Even nouns can label people as socially unequal. This is why blacks resent being labeled "boy," while whites are being called "men." The same inequality can reflect sexism. Suppose you are talking about a couple. Some people might say she is his "girl," but he is her "man."

Brown’s universal norm of address not only indicates social status, it can also indicate social distance. When you first begin a relationship — whether you are in the United States or abroad — you tend to use the more polite, formal way of addressing others. As your relationship gets closer, there is a gradual shift to more familiar terms.

Who determines when your relationship is intimate enough to use the more familiar form of address? Advances in intimacy are usually suggested by the higher-status person. With two people in Europe, for example, the older, richer or more distinguished one typically suggests the more familiar "tu" or "du." However, in the United States, we don’t have two levels of "you." In this case, higher status persons could invite the other to use their first name.


"Just call me,' Dave.'"


There are even nonverbal differences in unequal status. It is more acceptable to touch intimates and subordinates that strangers and superiors. Your boss or teacher may put his hand on your shoulder, but how often have you put your hand on theirs? (I am assuming that the boss or teacher is not also a close friend.) In a similar way, the president of a college would need to invite faculty members to his home, before they would invite the president to theirs.

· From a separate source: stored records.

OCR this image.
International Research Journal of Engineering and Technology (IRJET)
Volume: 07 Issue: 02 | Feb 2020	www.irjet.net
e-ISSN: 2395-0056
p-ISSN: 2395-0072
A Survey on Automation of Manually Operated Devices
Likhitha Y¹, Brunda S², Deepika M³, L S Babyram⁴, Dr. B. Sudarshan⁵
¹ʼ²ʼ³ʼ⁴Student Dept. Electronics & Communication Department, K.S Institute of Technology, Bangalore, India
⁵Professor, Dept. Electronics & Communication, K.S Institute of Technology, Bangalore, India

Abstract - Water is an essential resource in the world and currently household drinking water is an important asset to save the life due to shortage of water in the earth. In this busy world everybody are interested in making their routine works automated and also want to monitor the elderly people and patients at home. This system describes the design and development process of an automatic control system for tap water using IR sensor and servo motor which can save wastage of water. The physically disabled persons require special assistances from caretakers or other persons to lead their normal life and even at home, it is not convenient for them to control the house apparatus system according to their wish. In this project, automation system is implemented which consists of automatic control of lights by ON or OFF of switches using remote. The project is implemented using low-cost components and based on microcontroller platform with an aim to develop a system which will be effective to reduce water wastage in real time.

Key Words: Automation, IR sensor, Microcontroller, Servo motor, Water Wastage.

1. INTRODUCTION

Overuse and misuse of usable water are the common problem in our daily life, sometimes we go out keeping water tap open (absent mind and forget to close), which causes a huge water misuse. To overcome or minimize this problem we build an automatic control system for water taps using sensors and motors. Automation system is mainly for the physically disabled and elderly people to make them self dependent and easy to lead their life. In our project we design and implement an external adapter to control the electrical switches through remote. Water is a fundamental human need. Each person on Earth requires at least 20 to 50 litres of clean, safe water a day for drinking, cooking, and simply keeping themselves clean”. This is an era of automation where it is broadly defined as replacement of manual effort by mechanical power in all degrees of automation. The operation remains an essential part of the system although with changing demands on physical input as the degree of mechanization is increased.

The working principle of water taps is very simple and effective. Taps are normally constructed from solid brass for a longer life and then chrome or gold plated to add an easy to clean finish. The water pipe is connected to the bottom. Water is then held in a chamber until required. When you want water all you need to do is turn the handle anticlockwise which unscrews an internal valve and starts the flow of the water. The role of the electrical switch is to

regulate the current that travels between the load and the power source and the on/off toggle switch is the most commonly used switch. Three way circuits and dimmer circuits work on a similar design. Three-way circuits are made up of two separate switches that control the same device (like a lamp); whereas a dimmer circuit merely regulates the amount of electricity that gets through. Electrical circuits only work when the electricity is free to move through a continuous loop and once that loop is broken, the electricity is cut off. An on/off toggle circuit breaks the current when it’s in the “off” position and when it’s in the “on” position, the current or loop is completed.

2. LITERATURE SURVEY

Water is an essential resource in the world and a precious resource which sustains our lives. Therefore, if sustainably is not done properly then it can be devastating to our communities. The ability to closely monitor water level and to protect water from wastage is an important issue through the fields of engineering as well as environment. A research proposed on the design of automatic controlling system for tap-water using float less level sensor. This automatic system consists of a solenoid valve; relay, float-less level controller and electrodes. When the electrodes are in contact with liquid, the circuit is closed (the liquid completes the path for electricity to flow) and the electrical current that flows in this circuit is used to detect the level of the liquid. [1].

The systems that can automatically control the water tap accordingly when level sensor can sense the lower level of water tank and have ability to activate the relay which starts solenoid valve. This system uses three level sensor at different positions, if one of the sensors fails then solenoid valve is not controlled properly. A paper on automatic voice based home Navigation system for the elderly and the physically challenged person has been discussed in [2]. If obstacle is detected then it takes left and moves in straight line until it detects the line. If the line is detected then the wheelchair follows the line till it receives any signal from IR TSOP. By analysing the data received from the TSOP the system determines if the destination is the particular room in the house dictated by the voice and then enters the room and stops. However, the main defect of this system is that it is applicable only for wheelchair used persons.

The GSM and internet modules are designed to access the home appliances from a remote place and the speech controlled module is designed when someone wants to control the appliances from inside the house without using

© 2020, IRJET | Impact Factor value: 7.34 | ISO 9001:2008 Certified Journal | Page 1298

Remember, the higher status person typically determines how2 intimate the relationship becomes. In my classes, I offer my students the choice of calling be whatever they want (as long as it can be mentioned in public). Even with that, few students call me by my first name. Those that do are closer to my age in contrast to the typical 18-20-year-old students. Some students make a compromise and call me "Dr. Dave." (This was long before Dr. Ruth became popular on television.)

When there is a change in status, some of the lower status habits may be hard to break. Even after I became Dr. Gershaw, I still addressed my old high school teachers as "Mr." or "Mrs.", and they called me "David." Several students of mine have continued their education and returned to Arizona Western College as colleagues. When they return, I ask them to call me by my first name as an indication that I accept them as an equal. One ex-student in particular had a hard time making the transition. To get him to change, every time he called me by the formal "Dr. Gershaw," I adopted the same level of formality and called him "Mr. Camarena." Now he calls me "Dave."


* Adapted from David G. Myer’s Social Psychology, McGraw-Hill Publishers, 1990, pages 171-172.